Thought I might share this. I just found out that after my "wait" , and thinking that the waiting would continue, I received my job offer for NCIop. I go for my enrollment Sept 20, (2011) and start BMQ Oct 17, 2011. 
 On a side note, I'm actually surprised at how many people have questioned my decision to join at my "age" (41). I never thought about it like that ( That I'm "too old" ) I instead looked at it as a chance to have a rewarding career doing something I could take pride in. It'll probably all end up in my "memoirs" lol


----------



## Diamondwillow (18 Sep 2011)

A warm congrats to you!  I'm hoping that I will receive my call for the Oct BMQ's... time will tell.
 I have received similar responses about my age as well but the comments always seem to come from those who are *old* at heart.  The ones who don't *do* - the ones who just exist and don't take action for their own future.


----------



## observor 69 (18 Sep 2011)

Age doesn't seem to be a big problem for this over 50 year old.  ;D

http://www.vancouversun.com/news/year+grandma+joins+Canadian+Forces/5380380/story.html


----------



## Rabbit233224 (18 Sep 2011)

good luck hopefully we see you there in october if all goes well for the both of us


----------



## Maverick585 (18 Sep 2011)

Don't let the age thing get to you. On my last two courses of BMQ I have had men in their 50's. So, you are by far not the oldest, and more than likely not be in your platoon. Right now I think the oldest person on this course is in his mid to late 40's. 

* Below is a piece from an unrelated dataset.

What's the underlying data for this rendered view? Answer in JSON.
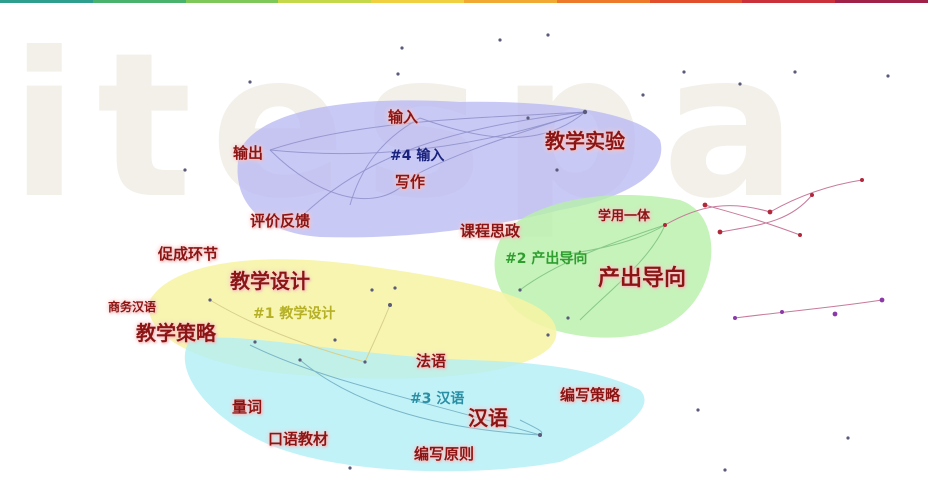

It's never too late to do what you want to do. I find the "older" guys do better then the young guys because they have the life experience to know when to "shut up and colour". lol

Hope you get it.

Cheers,

Mav


----------



## seadog70 (22 Sep 2011)

Thanks Mav, yea, I should know by now when to "shut up and color", lol. And I agree with the earlier statement, about the "age " thing being said by those who are "old at heart". I have repeatedly said it in a similar way, that age is just some numbers and your only as old as you feel. But it is nice to hear that I might not be the "old man" in barracks, lol, be nice to be able to "hang out" with guys closer to my "age" than just a buch of younger kids, nothing against them it's just hard to have a conversation with some of them when you don't know what the h@ll they're talking about...what happened to talking about girls , in a nice way?


----------